Leverage risk transfers. As illustrated earlier, cyber insurance is one key component to enhance cyber resilience, as it transfers some of the risks to the insurance and capital markets and offsets some of the costs. The necessary step to implement this component is to first educate and nurture businesses, so as to engage in deeper, more meaningful and more conclusive conversations about cyber risk. Businesses need to be well aware of the potential impacts cyber threats may bring about, as well as the reassurances from suitable policies, before they can accept and adopt cyber insurance coverage as a necessary risk-mitigation strategy for their organizations.
Make business continuity management plans. Finally, business continuity management (BCM) is an all-inclusive process that enables organizations to better prepare in advance for, and respond to, potential crisis situations that may lead to business interruptions. The main objective of BCM in this context is to put in place business continuity plans (BCPs) to ensure the continuation of critical functions in the event of a cyberattack. Therefore, it is a business imperative to identify and determine the criticality of each business function, information and communications technology (ICT) applications, and databases and services to ensure resources are used effectively for prompt recovery executions of key functions. This is then followed by conducting fire drill exercises to familiarize the organizations of the processes involved to effectively execute the BCPs should the need arise. As part of the ongoing process of BCM, these BCPs will require regular stress-testing and updating so as to improve efficiency and effectiveness.
Evolving with the Risks and Uncertainties Ahead
We believe that cyber resilience can be enhanced via this three-pronged approach, thereby reducing significant costs and recovery downtime to business interruption.
Business leaders should not be lulled into being overly confident—they must take active steps to prevent and mitigate cyberattacks by applying the right resources and developing strategic contingency plans to effectively respond when an attack occurs.

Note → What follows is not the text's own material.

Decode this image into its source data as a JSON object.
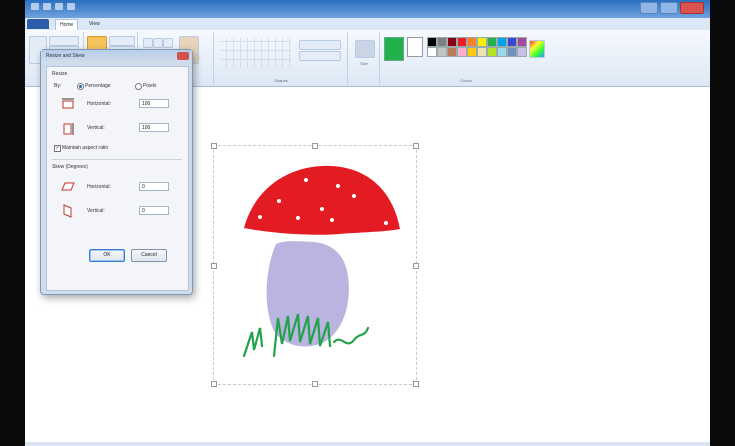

Organizations also need to strike the right balance between cybersecurity investments in endpoint security management and BCP, as well as securing the appropriate cyber insurance coverage suitable to the relevant and unique needs of their industry and organization.
It is critical for businesses to continuously assess and improve the understanding of their cyber-risk posture so as to make strategic decisions around business operations, develop cyber resilience, and better prepare the organization for uncertainties in our increasingly digitized world.